Start with a large one and invest in outdated and socially repugnant technology. Australia’s largest generator and largest emitter, AGL, is finding itself in hot water. It has recently announced a $2 billion loss for the 2021–2022 financial year that was caused by clinging to coal and delaying the switch to renewables. The share price has dropped over 60%. It was forced to write down billions of dollars worth of assets.
The downward trend in electricity prices caused by the rapid deployment of solar power has forced the company to take drastic action. AGL plans a demerger, forming two entities: Accel Energy and AGL. It appears that AGL will retain the profit-making parts of the business, whereas Accel will retain the bulk of the fossil fuel generators. (Similar corporate changes were made in Germany when other major energy players faced a similar crisis.)
AGL says that it cannot commit to the Paris agreement goals. Shareholders are bracing themselves for further losses.
Origin Energy is planning to move into big batteries after posting a $2.3 billion loss. Their flagship Eraring power station was planned for decommissioning in 2030, but with electricity prices facing downward pressure, the plant is looking less than financially viable.

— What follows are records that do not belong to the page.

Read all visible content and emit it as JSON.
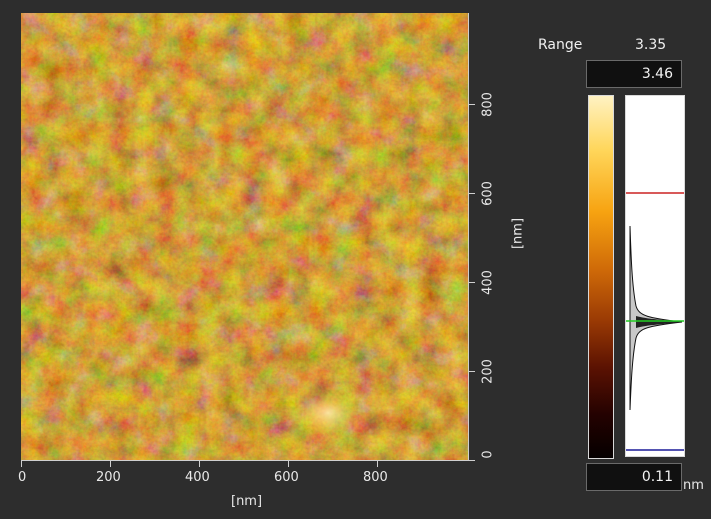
{
  "x_axis": {
    "ticks": [
      "0",
      "200",
      "400",
      "600",
      "800"
    ],
    "label": "[nm]"
  },
  "y_axis": {
    "ticks": [
      "0",
      "200",
      "400",
      "600",
      "800"
    ],
    "label": "[nm]"
  },
  "range": {
    "label": "Range",
    "value": "3.35"
  },
  "colorbar": {
    "max_value": "3.46",
    "min_value": "0.11",
    "unit": "nm",
    "colors": [
      "#fff2c2",
      "#ffd65a",
      "#f7a311",
      "#cf6a08",
      "#9a3a04",
      "#5b1202",
      "#240201",
      "#050000"
    ]
  },
  "histogram": {
    "upper_marker_color": "#cc2222",
    "center_marker_color": "#22cc22",
    "lower_marker_color": "#1a1a99"
  }
}
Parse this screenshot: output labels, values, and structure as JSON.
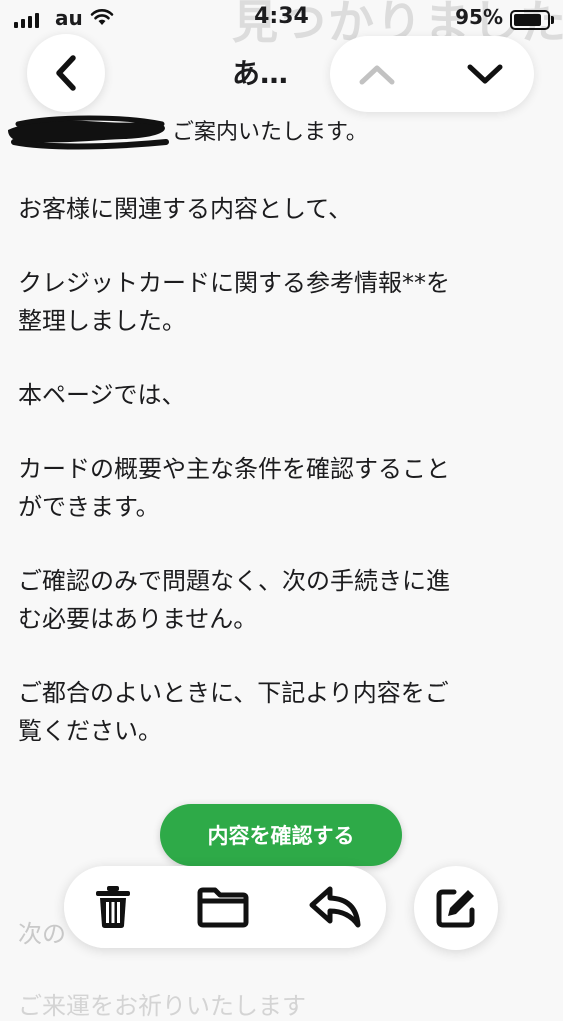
{
  "status_bar": {
    "carrier": "au",
    "time": "4:34",
    "battery_percent": "95%",
    "battery_level": 0.95
  },
  "nav": {
    "title": "あ…",
    "background_title": "見つかりました"
  },
  "email": {
    "greeting_line": "ご案内いたします。",
    "paragraphs": [
      "お客様に関連する内容として、",
      "クレジットカードに関する参考情報**を\n整理しました。",
      "本ページでは、",
      "カードの概要や主な条件を確認すること\nができます。",
      "ご確認のみで問題なく、次の手続きに進\nむ必要はありません。",
      "ご都合のよいときに、下記より内容をご\n覧ください。"
    ],
    "cta_label": "内容を確認する",
    "faded_line_1": "次の",
    "faded_line_2": "ご来運をお祈りいたします"
  },
  "icons": {
    "back": "chevron-left-icon",
    "up": "chevron-up-icon",
    "down": "chevron-down-icon",
    "trash": "trash-icon",
    "folder": "folder-icon",
    "reply": "reply-icon",
    "compose": "compose-icon"
  },
  "colors": {
    "cta_green": "#2eaa48",
    "background": "#f8f8f8",
    "text": "#1c1c1e"
  }
}
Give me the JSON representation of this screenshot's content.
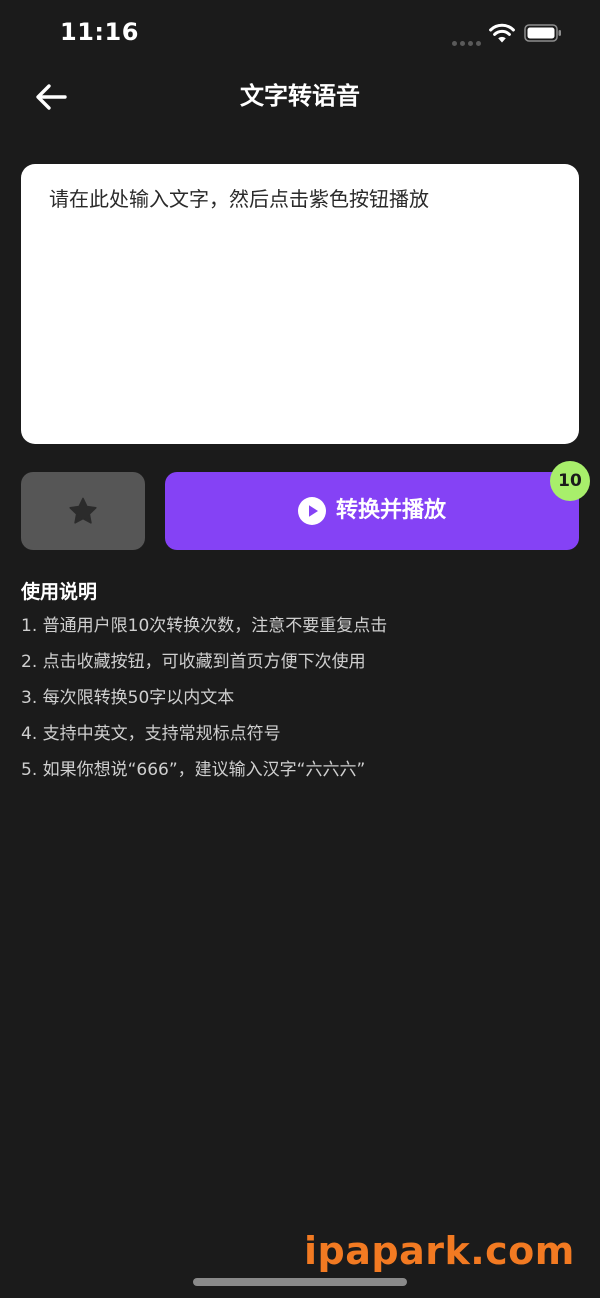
{
  "status_bar": {
    "time": "11:16",
    "icons": [
      "cellular-signal-icon",
      "wifi-icon",
      "battery-icon"
    ]
  },
  "nav": {
    "back_icon": "arrow-left-icon",
    "title": "文字转语音"
  },
  "input": {
    "value": "",
    "placeholder": "请在此处输入文字，然后点击紫色按钮播放"
  },
  "actions": {
    "favorite_icon": "star-icon",
    "play_icon": "play-circle-icon",
    "play_label": "转换并播放",
    "remaining_count": "10"
  },
  "instructions": {
    "title": "使用说明",
    "items": [
      "1. 普通用户限10次转换次数，注意不要重复点击",
      "2. 点击收藏按钮，可收藏到首页方便下次使用",
      "3. 每次限转换50字以内文本",
      "4. 支持中英文，支持常规标点符号",
      "5. 如果你想说“666”，建议输入汉字“六六六”"
    ]
  },
  "watermark": "ipapark.com",
  "colors": {
    "background": "#1b1b1b",
    "accent_purple": "#8542f5",
    "badge_green": "#a8ef6b",
    "favorite_gray": "#565656",
    "watermark_orange": "#f27a22"
  }
}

As well as big batteries, Origin plans to invest in more solar and wind and investigate the possibilities of green hydrogen to produce ammonia. The speed of the transition and the attendant lower prices for wholesale electricity have taken the big players by surprise and destroyed shareholder value and the incumbent business model.
ITK reports that annualized renewable energy output in Australia is up to 50 terawatt-hours. This equates to about 23% of demand. Midday prices for electricity in NSW have fallen to $25 MWh, in winter! Prices will fall further as days lengthen and the summer sun hits all those solar panels.